Worse, the manager appears not to know, in among his vast squad, the identity of his best team. Every match the changes are wholesale. Of his many predecessors the man he most resembles is Claudio Ranieri. This is the modern day Tinkerman. Against Southampton, he was asked why Reece James, Thiago Silva, Ruben Loftus Cheek, Hakim Ziyech and Pierre-Emerick Aubameyang were watching from the stands, not even from the bench.

“No injuries,” Potter explained. “More just the turnaround and demand of the games. It was a case of managing the load and managing the squad.”

Yet, with James in particular, the question is: what was he being managed for? Surely if you have the best right back in the country available, you play him? For the newly signed players, the constant churn means they are unable to form proper partnerships. The endless succession of right wingers in particular would surely benefit from having James behind them.

But it is in attack that the chopping and changing appears to bring the least reward. When Raheem Sterling and Kai Havertz were brought off the bench at half time, they at least added some zest to a forward line that had defined the word insipid for the first 45 minutes.

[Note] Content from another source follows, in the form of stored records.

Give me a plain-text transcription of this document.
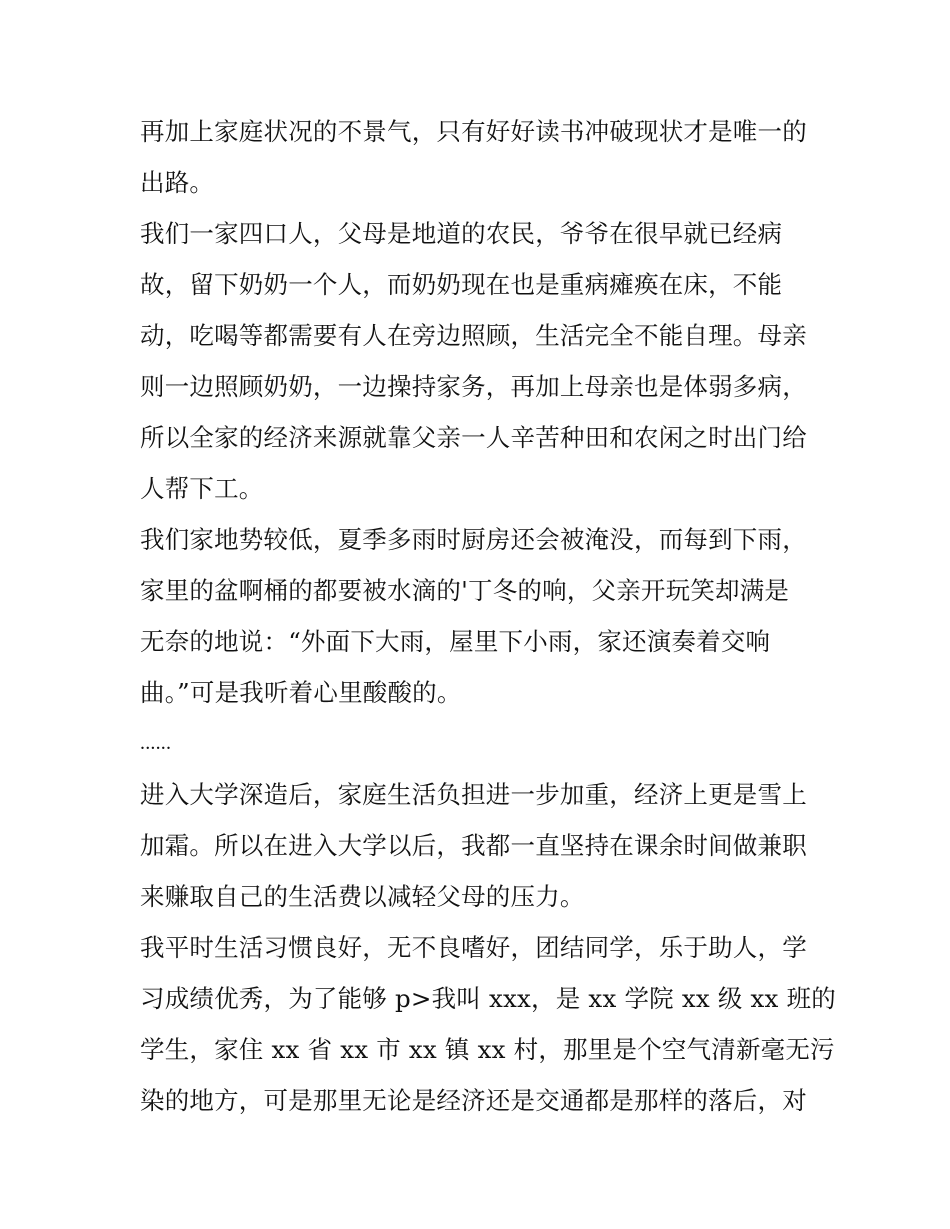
再加上家庭状况的不景气，只有好好读书冲破现状才是唯一的
出路。
我们一家四口人，父母是地道的农民，爷爷在很早就已经病
故，留下奶奶一个人，而奶奶现在也是重病瘫痪在床，不能
动，吃喝等都需要有人在旁边照顾，生活完全不能自理。母亲
则一边照顾奶奶，一边操持家务，再加上母亲也是体弱多病，
所以全家的经济来源就靠父亲一人辛苦种田和农闲之时出门给
人帮下工。
我们家地势较低，夏季多雨时厨房还会被淹没，而每到下雨，
家里的盆啊桶的都要被水滴的'丁冬的响，父亲开玩笑却满是
无奈的地说：“外面下大雨，屋里下小雨，家还演奏着交响
曲。”可是我听着心里酸酸的。
......
进入大学深造后，家庭生活负担进一步加重，经济上更是雪上
加霜。所以在进入大学以后，我都一直坚持在课余时间做兼职
来赚取自己的生活费以减轻父母的压力。
我平时生活习惯良好，无不良嗜好，团结同学，乐于助人，学
习成绩优秀，为了能够 p>我叫 xxx，是 xx 学院 xx 级 xx 班的
学生，家住 xx 省 xx 市 xx 镇 xx 村，那里是个空气清新毫无污
染的地方，可是那里无论是经济还是交通都是那样的落后，对
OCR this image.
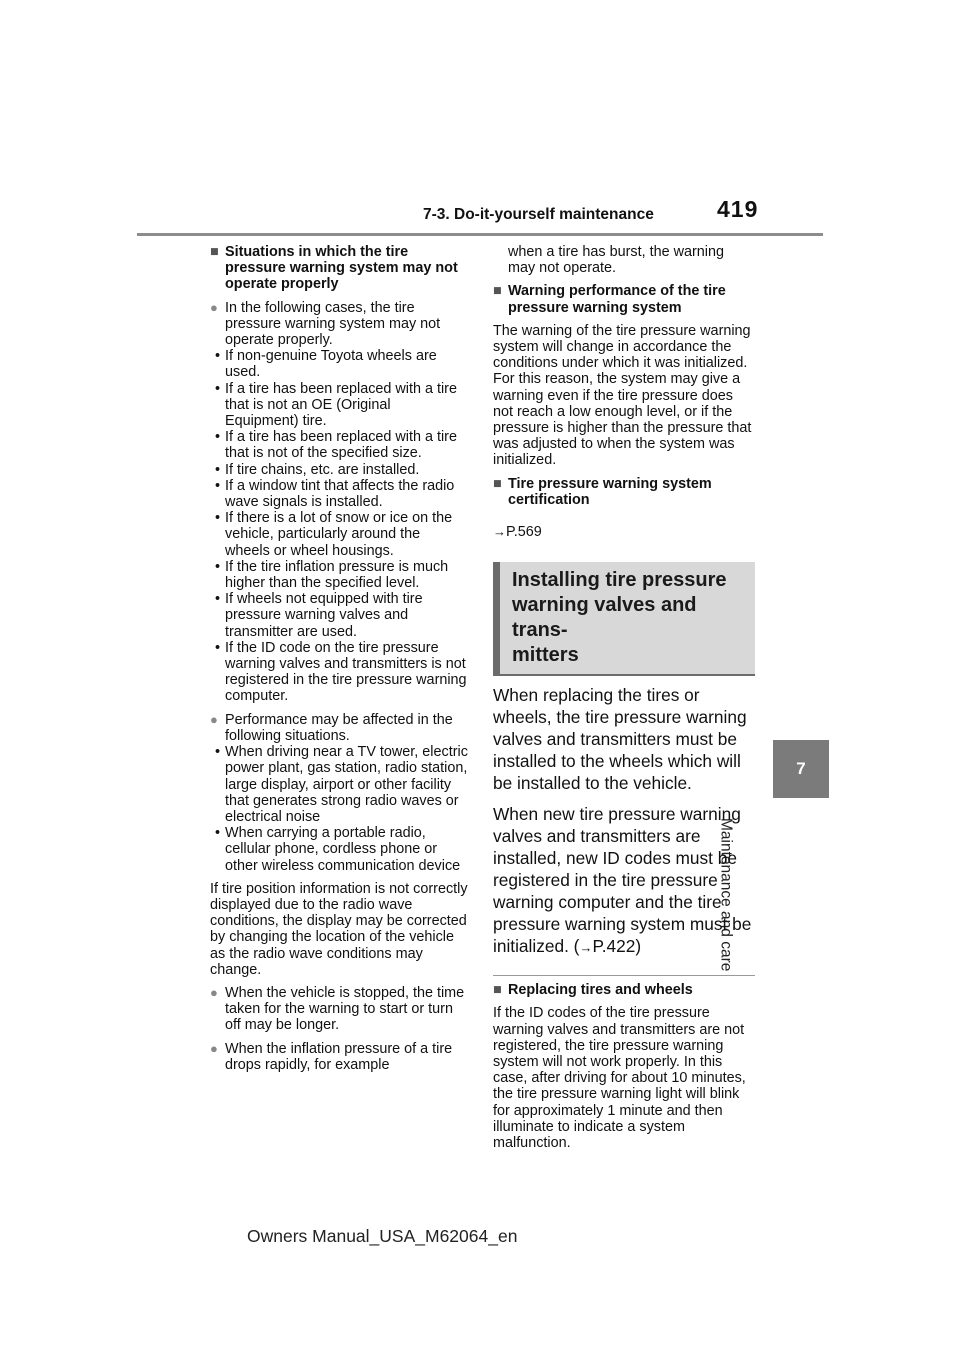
7-3. Do-it-yourself maintenance	419
7
Maintenance and care
■ Situations in which the tire pressure warning system may not operate properly
● In the following cases, the tire pressure warning system may not operate properly.
• If non-genuine Toyota wheels are used.
• If a tire has been replaced with a tire that is not an OE (Original Equipment) tire.
• If a tire has been replaced with a tire that is not of the specified size.
• If tire chains, etc. are installed.
• If a window tint that affects the radio wave signals is installed.
• If there is a lot of snow or ice on the vehicle, particularly around the wheels or wheel housings.
• If the tire inflation pressure is much higher than the specified level.
• If wheels not equipped with tire pressure warning valves and transmitter are used.
• If the ID code on the tire pressure warning valves and transmitters is not registered in the tire pressure warning computer.
● Performance may be affected in the following situations.
• When driving near a TV tower, electric power plant, gas station, radio station, large display, airport or other facility that generates strong radio waves or electrical noise
• When carrying a portable radio, cellular phone, cordless phone or other wireless communication device

If tire position information is not correctly displayed due to the radio wave conditions, the display may be corrected by changing the location of the vehicle as the radio wave conditions may change.

● When the vehicle is stopped, the time taken for the warning to start or turn off may be longer.
● When the inflation pressure of a tire drops rapidly, for example

when a tire has burst, the warning may not operate.

■ Warning performance of the tire pressure warning system

The warning of the tire pressure warning system will change in accordance the conditions under which it was initialized. For this reason, the system may give a warning even if the tire pressure does not reach a low enough level, or if the pressure is higher than the pressure that was adjusted to when the system was initialized.

■ Tire pressure warning system certification
→P.569
Installing tire pressure
warning valves and trans-
mitters

When replacing the tires or wheels, the tire pressure warning valves and transmitters must be installed to the wheels which will be installed to the vehicle.

When new tire pressure warning valves and transmitters are installed, new ID codes must be registered in the tire pressure warning computer and the tire pressure warning system must be initialized. (→P.422)

■ Replacing tires and wheels

If the ID codes of the tire pressure warning valves and transmitters are not registered, the tire pressure warning system will not work properly. In this case, after driving for about 10 minutes, the tire pressure warning light will blink for approximately 1 minute and then illuminate to indicate a system malfunction.

Owners Manual_USA_M62064_en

Were it not for some inspired defending by the visitors, Sterling might have given Potter respite, however temporary. Which demands the question: when you have two such experienced players fit and firing, why start the game with David Fofana and Noni Madueke, who between them demonstrate an excess of youthful callowness? When you need a result, it seems entirely self-defeating. Potter, polite, calm and honest as ever, did not attempt to hide from his responsibilities,

“When we’ve lost 1-0 at home to Southampton, with the greatest respect to them, it isn’t good enough,” he said. “It is as much my responsibility as anybody’s because the performance wasn’t good.”

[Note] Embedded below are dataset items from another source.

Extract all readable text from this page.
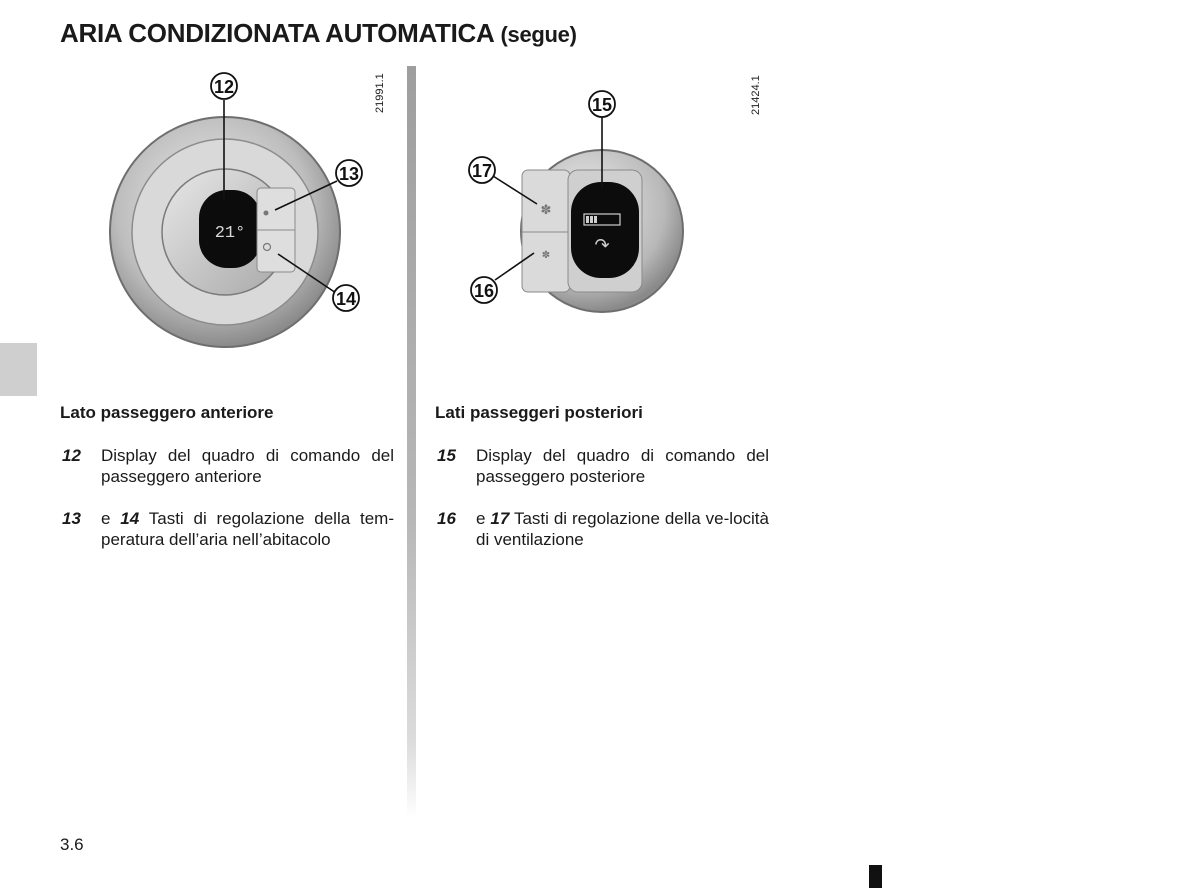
ARIA CONDIZIONATA AUTOMATICA (segue)
21°
12
13
14
21991.1
✽
✽
↷
15
17
16
21424.1
Lato passeggero anteriore
12 Display del quadro di comando del passeggero anteriore
13 e 14 Tasti di regolazione della tem-peratura dell’aria nell’abitacolo
Lati passeggeri posteriori
15 Display del quadro di comando del passeggero posteriore
16 e 17 Tasti di regolazione della ve-locità di ventilazione
3.6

The question among the departing Chelsea fans is how much longer he can continue to tinker. And his position was not helped by the transformation of his rivals since they jettisoned an unpopular boss. Southampton, after weeks of embarrassment under Nathan Jones, suddenly looked a side. Unlike the Chelsea supporters, the Southampton fans were right behind their new – albeit so far temporary – manager Rubén Sellés, chanting his name throughout. And after a victory delivered through yet another wonderful free kick from James Ward Prowse, Sellés was not shy in making clear his own ambition.

“I don’t think there is a better free-kick taker in the history of the Premier League,” he said of his captain. “How many behind [David] Beckham is he? One? Hopefully he can break the record. Under me.”

How Chelsea fans would like to hear their manager talk of victory and records rather than defeat.